NFL Network’s Steve Wyche explained on Monday during an interview on NFL.com the benefits of having an NFL HBCU Combine, citing that many black college prospects are often overlooked.
“Let’s talk about the combine that the NFL is staging for the players of historically black colleges and universities, [it] will probably be between 40 to 50 players,” Wyche said.
He continued, “They’re still compiling a list of players who will be invited to this event right now.
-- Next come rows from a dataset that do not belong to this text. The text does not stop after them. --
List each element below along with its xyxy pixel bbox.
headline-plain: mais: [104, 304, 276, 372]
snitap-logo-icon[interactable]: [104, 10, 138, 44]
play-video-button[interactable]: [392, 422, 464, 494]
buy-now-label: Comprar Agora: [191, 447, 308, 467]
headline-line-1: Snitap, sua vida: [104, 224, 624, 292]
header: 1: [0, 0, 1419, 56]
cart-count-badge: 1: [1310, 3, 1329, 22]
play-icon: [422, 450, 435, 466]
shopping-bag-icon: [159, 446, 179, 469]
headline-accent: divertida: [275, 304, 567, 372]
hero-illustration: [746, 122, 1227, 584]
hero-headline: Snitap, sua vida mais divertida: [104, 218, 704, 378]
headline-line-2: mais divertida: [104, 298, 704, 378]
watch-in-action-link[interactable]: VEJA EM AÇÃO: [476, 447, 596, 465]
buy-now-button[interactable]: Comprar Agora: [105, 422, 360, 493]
But this is for a group of players who weren’t invited to the scouting combine or to the Senior Bowl or East-West Shrine Game.”
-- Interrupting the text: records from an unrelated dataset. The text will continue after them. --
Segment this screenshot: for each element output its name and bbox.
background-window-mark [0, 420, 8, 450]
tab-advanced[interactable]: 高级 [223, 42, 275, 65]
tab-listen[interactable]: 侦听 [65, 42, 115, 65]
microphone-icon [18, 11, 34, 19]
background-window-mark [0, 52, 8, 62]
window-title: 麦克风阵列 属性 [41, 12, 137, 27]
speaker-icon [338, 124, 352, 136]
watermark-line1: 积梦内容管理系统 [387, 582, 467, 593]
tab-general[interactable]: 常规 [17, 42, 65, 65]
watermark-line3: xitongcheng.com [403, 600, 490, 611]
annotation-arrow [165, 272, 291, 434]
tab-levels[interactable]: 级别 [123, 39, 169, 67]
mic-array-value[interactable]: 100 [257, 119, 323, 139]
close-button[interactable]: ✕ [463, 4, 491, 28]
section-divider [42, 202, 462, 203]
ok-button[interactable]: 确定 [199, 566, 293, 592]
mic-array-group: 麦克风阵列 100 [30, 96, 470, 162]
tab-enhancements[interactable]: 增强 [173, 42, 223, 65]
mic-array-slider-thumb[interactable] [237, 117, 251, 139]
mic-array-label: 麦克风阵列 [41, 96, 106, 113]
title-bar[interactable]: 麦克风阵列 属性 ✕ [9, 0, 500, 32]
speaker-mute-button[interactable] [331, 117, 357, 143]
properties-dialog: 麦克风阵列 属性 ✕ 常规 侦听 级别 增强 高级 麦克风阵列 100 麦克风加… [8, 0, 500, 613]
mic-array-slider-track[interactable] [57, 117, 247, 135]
He went on to say that what’s interesting about the matters is the fact that the NFL plucks a lot of players from HBCUs and another fact that, historically, there are 30 players in the NFL Hall of Fame.
And even now there are many talented players coming out of these institutions that are getting a some playing time on pro football teams like South Carolina State’s Darius Leonard of the Colts and Bears running back Tarik Cohen who was a star at NCAT.
“I spoke to some people organizing this, saying, “Why is this necessary?” Wyche said.
“And they said the key here is there are so many layers from HBCU schools, which is mainly FCS and Division II schools, that aren’t probably scouted,” he continued. “So this is just another opportunity for scouts to get eyes on players like Tennessee State’s wide receiver Chris Rowland — one of the most dynamic players in college football, who got to play in the NFLPA Collegiate Bowl but was not invited to the combine to get eyes on him.”
Chris Rowland, of course has won a lot of post-season awards last year.
“The league is trying to do something again to give everybody the opportunity to get properly evaluated and properly scouted,” Wyche said.
He also noted that the day after the NFL HBCU Combine, which takes place on March 28, there’s also a combine for international players so that scouts can get some eyes on them as well.